Background: Breast implants are intended to enlarge the existing breast mounds. In so doing it is often erroneously believed that other features of the breast may be similarly improved. Unfortunately this is rarely true. Conversely any other deformities or asymmetries of the breast may actually become more noticeable not less.
The most visible feature of the breast mound is the nipple-areolar complex. It has features from size (diameter), nipple projection, to its position on the breast mound. Enlarging the breast will increase the diameter of the areola. Implants will not change nipple projection unless nerve sensation is lost. Uneven horizontal nipple positions between the breast mounds will be greater as the breast gets bigger.
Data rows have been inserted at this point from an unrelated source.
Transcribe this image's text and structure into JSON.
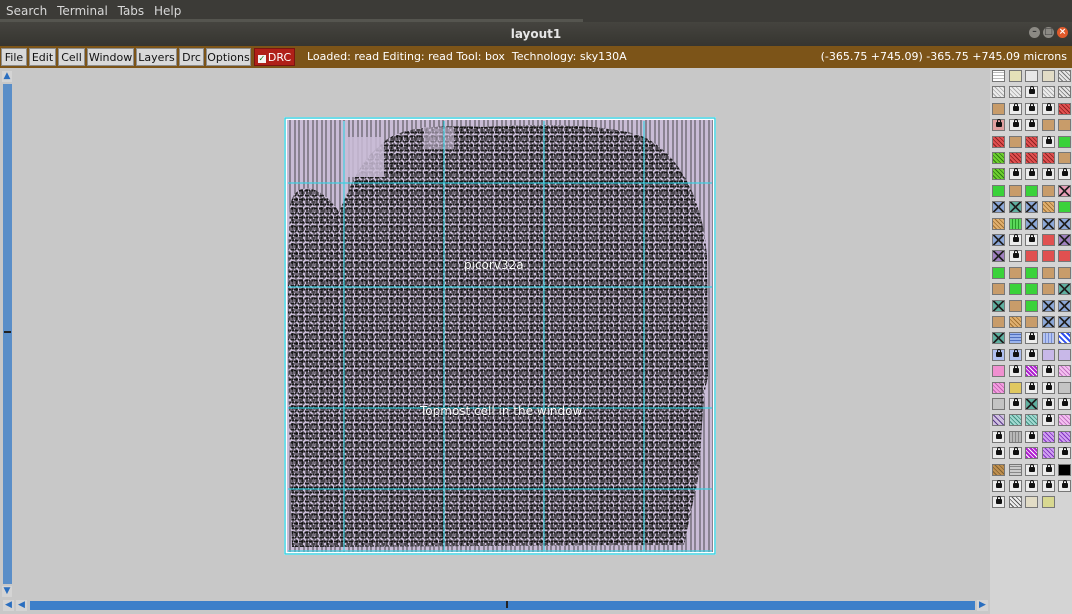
{
  "menubar": {
    "items": [
      "Search",
      "Terminal",
      "Tabs",
      "Help"
    ]
  },
  "window": {
    "title": "layout1",
    "controls": [
      "minimize-icon",
      "maximize-icon",
      "close-icon"
    ]
  },
  "toolbar": {
    "buttons": [
      "File",
      "Edit",
      "Cell",
      "Window",
      "Layers",
      "Drc",
      "Options"
    ],
    "drc_toggle": {
      "label": "DRC",
      "checked": true
    },
    "status": "Loaded: read Editing: read Tool: box  Technology: sky130A",
    "coords": "(-365.75 +745.09) -365.75 +745.09 microns"
  },
  "canvas": {
    "cell_label": "picorv32a",
    "top_label": "Topmost cell in the window"
  },
  "colors": {
    "menubar_bg": "#3c3b37",
    "toolbar_bg": "#7c5418",
    "drc_bg": "#b02018",
    "canvas_bg": "#c8c8c8",
    "layout_fill": "#c9bcd6",
    "layout_ink": "#1e1e1e",
    "grid_cyan": "#3fd0e0",
    "scroll_blue": "#3d7fc9"
  },
  "palette": {
    "rows": [
      [
        "dots",
        "sand",
        "gray-box",
        "beige",
        "hatch"
      ],
      [
        "hatch-light",
        "hatch-light",
        "lock",
        "hatch-light",
        "hatch"
      ],
      [
        "tan",
        "lock",
        "lock",
        "lock",
        "red-hatch"
      ],
      [
        "lock-red",
        "lock",
        "lock",
        "tan",
        "tan"
      ],
      [
        "red-hatch",
        "tan",
        "red-hatch",
        "lock",
        "green"
      ],
      [
        "green-hatch",
        "red-hatch",
        "red-hatch",
        "red-hatch",
        "tan"
      ],
      [
        "green-hatch",
        "lock",
        "lock",
        "lock",
        "lock"
      ],
      [
        "green",
        "tan",
        "green",
        "tan",
        "x-pink"
      ],
      [
        "x-blue",
        "x-teal",
        "x-blue",
        "tan-hatch",
        "green"
      ],
      [
        "tan-hatch",
        "green-dots",
        "x-blue",
        "x-blue",
        "x-blue"
      ],
      [
        "x-blue",
        "lock",
        "lock",
        "red",
        "x-purple"
      ],
      [
        "x-purple",
        "lock",
        "red",
        "red",
        "red"
      ],
      [
        "green",
        "tan",
        "green",
        "tan",
        "tan"
      ],
      [
        "tan",
        "green",
        "green",
        "tan",
        "x-teal"
      ],
      [
        "x-teal",
        "tan",
        "green",
        "x-blue",
        "x-blue"
      ],
      [
        "tan",
        "tan-hatch",
        "tan",
        "x-blue",
        "x-blue"
      ],
      [
        "x-teal",
        "blue-hatch",
        "lock",
        "blue-dots",
        "blue-check"
      ],
      [
        "lock-blue",
        "lock-blue",
        "lock",
        "lavender",
        "lavender"
      ],
      [
        "pink",
        "lock",
        "purple-check",
        "lock",
        "pink-dots"
      ],
      [
        "pink-hatch",
        "yellow-x",
        "lock",
        "lock",
        "gray"
      ],
      [
        "gray",
        "lock",
        "x-teal",
        "lock",
        "lock"
      ],
      [
        "purple-diag",
        "teal-hatch",
        "teal-hatch",
        "lock",
        "pink-dots"
      ],
      [
        "lock",
        "gray-dots",
        "lock",
        "purple-hatch",
        "purple-hatch"
      ],
      [
        "lock",
        "lock",
        "purple-check",
        "purple-hatch",
        "lock"
      ],
      [
        "tan-check",
        "gray-lines",
        "lock",
        "lock",
        "black"
      ],
      [
        "lock",
        "lock",
        "lock",
        "lock",
        "lock"
      ],
      [
        "lock",
        "diag",
        "beige",
        "olive"
      ]
    ]
  }
}
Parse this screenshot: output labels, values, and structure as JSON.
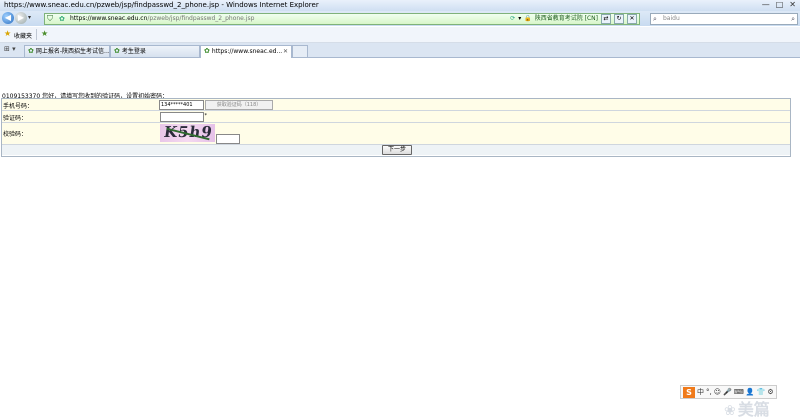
{
  "window": {
    "title": "https://www.sneac.edu.cn/pzweb/jsp/findpasswd_2_phone.jsp - Windows Internet Explorer",
    "controls": [
      "—",
      "□",
      "✕"
    ]
  },
  "address_bar": {
    "url_host": "https://www.sneac.edu.cn",
    "url_path": "/pzweb/jsp/findpasswd_2_phone.jsp",
    "cert_label": "陕西省教育考试院 [CN]",
    "search_placeholder": "baidu"
  },
  "favorites_bar": {
    "favorites_label": "收藏夹"
  },
  "tabs": [
    {
      "label": "网上报名-陕西招生考试信..."
    },
    {
      "label": "考生登录"
    },
    {
      "label": "https://www.sneac.ed...",
      "active": true
    },
    {
      "label": ""
    }
  ],
  "form": {
    "intro_text": "0109153370 您好，请填写您收到的验证码，设置初始密码：",
    "phone_label": "手机号码：",
    "phone_value": "134*****401",
    "get_code_button": "获取验证码（118）",
    "code_label": "验证码：",
    "captcha_label": "校验码：",
    "captcha_text": "K5h9",
    "next_button": "下一步"
  },
  "watermark": {
    "text": "美篇"
  },
  "ime_toolbar": {
    "logo": "S",
    "items": [
      "中",
      "°,",
      "☺",
      "🎤",
      "⌨",
      "👤",
      "👕",
      "⚙"
    ]
  }
}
One unique dysmorphic feature of the nipple-areolar complex is that of the ‘puffy nipple’. This is where the entire areola puffs outward due to a collection of breast tissue beneath it. This almost always occurs as part of the spectrum of tuberous breast deformities. In its most minor form, a constricting ring around the base of the areola creates a small herniation of breast tissue through the areola ring creating a puffy nipple appearance.
Case Study: This 22 year-old female presented for breast augmentation due to her natural flat chest. What she did have were larger areolas that stood out due to their puffiness. The areolas were soft and could easily be pushed in. Her understandable question was whether breast implants would push out the breast mound behind them and make them less puffy.
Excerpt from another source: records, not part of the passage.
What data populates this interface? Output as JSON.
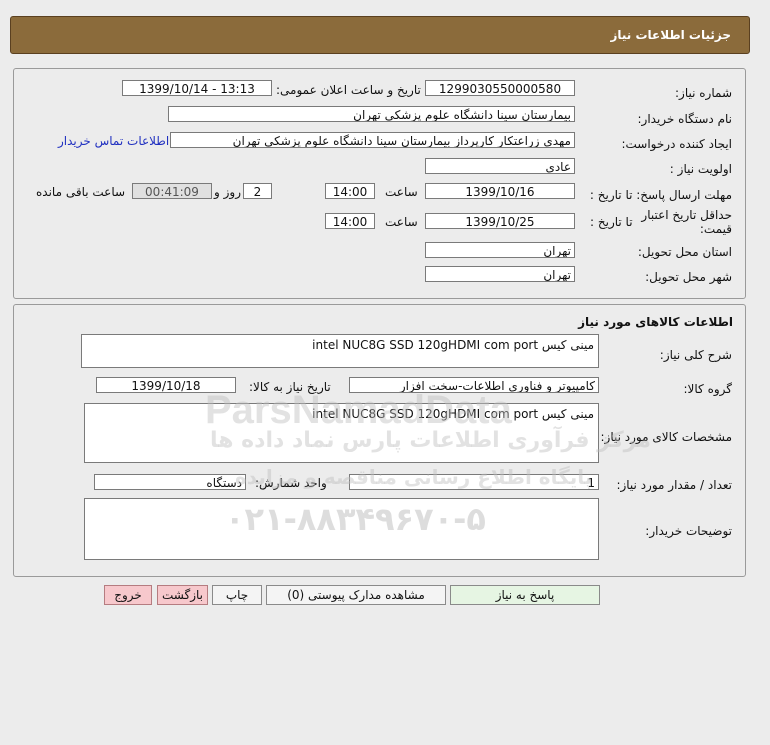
{
  "header": {
    "title": "جزئیات اطلاعات نیاز"
  },
  "info": {
    "need_number_label": "شماره نیاز:",
    "need_number": "1299030550000580",
    "announce_label": "تاریخ و ساعت اعلان عمومی:",
    "announce_value": "1399/10/14 - 13:13",
    "buyer_org_label": "نام دستگاه خریدار:",
    "buyer_org": "بیمارستان سینا دانشگاه علوم پزشکی تهران",
    "requester_label": "ایجاد کننده درخواست:",
    "requester": "مهدی  زراعتکار  کارپرداز بیمارستان سینا دانشگاه علوم پزشکی تهران",
    "contact_link": "اطلاعات تماس خریدار",
    "priority_label": "اولویت نیاز :",
    "priority": "عادی",
    "deadline_label": "مهلت ارسال پاسخ: تا تاریخ :",
    "deadline_date": "1399/10/16",
    "time_label": "ساعت",
    "deadline_time": "14:00",
    "days_count": "2",
    "days_label": "روز و",
    "remaining_time": "00:41:09",
    "remaining_label": "ساعت باقی مانده",
    "validity_label": "حداقل تاریخ اعتبار قیمت:",
    "validity_until": "تا تاریخ :",
    "validity_date": "1399/10/25",
    "validity_time": "14:00",
    "province_label": "استان محل تحویل:",
    "province": "تهران",
    "city_label": "شهر محل تحویل:",
    "city": "تهران"
  },
  "goods": {
    "title": "اطلاعات کالاهای مورد نیاز",
    "summary_label": "شرح کلی نیاز:",
    "summary": "مینی کیس intel NUC8G SSD 120gHDMI com port",
    "group_label": "گروه کالا:",
    "group": "کامپیوتر و فناوری اطلاعات-سخت افزار",
    "need_date_label": "تاریخ نیاز به کالا:",
    "need_date": "1399/10/18",
    "specs_label": "مشخصات کالای مورد نیاز:",
    "specs": "مینی کیس intel NUC8G SSD 120gHDMI com port",
    "qty_label": "تعداد / مقدار مورد نیاز:",
    "qty": "1",
    "unit_label": "واحد شمارش:",
    "unit": "دستگاه",
    "notes_label": "توضیحات خریدار:",
    "notes": ""
  },
  "buttons": {
    "respond": "پاسخ به نیاز",
    "attachments": "مشاهده مدارک پیوستی (0)",
    "print": "چاپ",
    "back": "بازگشت",
    "exit": "خروج"
  },
  "watermark": {
    "brand": "ParsNamadData",
    "line1": "مرکز فرآوری اطلاعات پارس نماد داده ها",
    "line2": "پایگاه اطلاع رسانی مناقصه و مزایده",
    "phone": "۰۲۱-۸۸۳۴۹۶۷۰-۵"
  }
}
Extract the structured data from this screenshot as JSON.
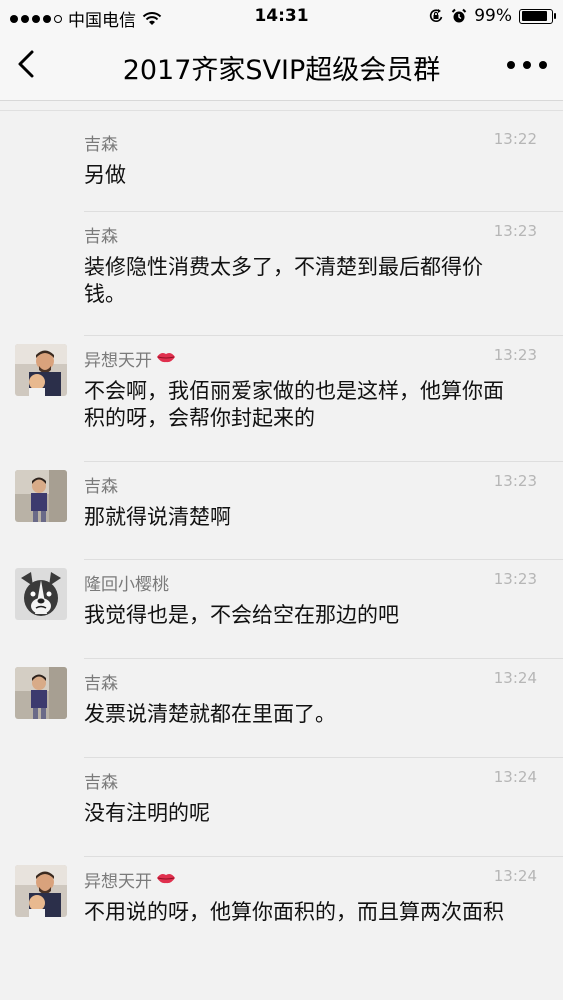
{
  "status_bar": {
    "carrier": "中国电信",
    "time": "14:31",
    "battery": "99%",
    "battery_level": 0.99
  },
  "nav": {
    "title": "2017齐家SVIP超级会员群"
  },
  "messages": [
    {
      "sender": "吉森",
      "time": "13:22",
      "text": "另做",
      "avatar": "none",
      "heart": false
    },
    {
      "sender": "吉森",
      "time": "13:23",
      "text": "装修隐性消费太多了，不清楚到最后都得价钱。",
      "avatar": "none",
      "heart": false
    },
    {
      "sender": "异想天开",
      "time": "13:23",
      "text": "不会啊，我佰丽爱家做的也是这样，他算你面积的呀，会帮你封起来的",
      "avatar": "man-with-baby",
      "heart": true
    },
    {
      "sender": "吉森",
      "time": "13:23",
      "text": "那就得说清楚啊",
      "avatar": "child-photo",
      "heart": false
    },
    {
      "sender": "隆回小樱桃",
      "time": "13:23",
      "text": "我觉得也是，不会给空在那边的吧",
      "avatar": "dog-cartoon",
      "heart": false
    },
    {
      "sender": "吉森",
      "time": "13:24",
      "text": "发票说清楚就都在里面了。",
      "avatar": "child-photo",
      "heart": false
    },
    {
      "sender": "吉森",
      "time": "13:24",
      "text": "没有注明的呢",
      "avatar": "none",
      "heart": false
    },
    {
      "sender": "异想天开",
      "time": "13:24",
      "text": "不用说的呀，他算你面积的，而且算两次面积",
      "avatar": "man-with-baby",
      "heart": true
    }
  ]
}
Under general anesthesia, she had 400cc high profile smooth silicone breast implants placed in the dual plane position through inframammary incisions. Her immediate and early postoperative results showed no change in the appearance of her areolar protrusions.
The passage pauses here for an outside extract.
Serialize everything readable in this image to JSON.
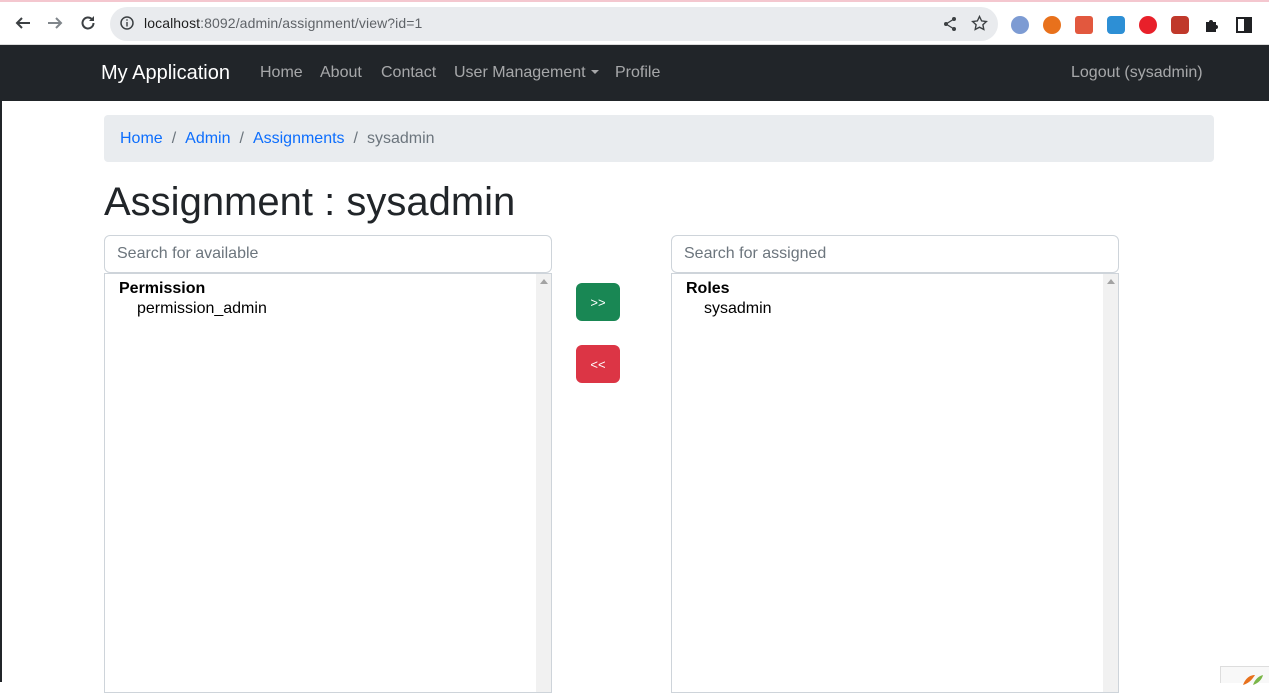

Longer term followup failed to show any improvement in her puffy nipple concerns. This proves that the push of an implant behind an areolar protrusion does not improve it. This makes sense since anatomically a ‘hernia’ can not be reduced by pushing on the side that the prolapsed tissue emanates.
The puffy nipple must be treated by excision of breast tissue through a partial areolar incision. This can be done at the same time as the breast augmentation or deferred until the patient is convinced breast implants alone are not corrective.
1) Breast implants are well known to magnify the existing features of the breast.
2) The features of a nipple are not changed/improved because the underlying breast volume is enhanced.
3) The puffy nipple or the microform tuberous breast is NOT flattened because a breast implant is placed behind it.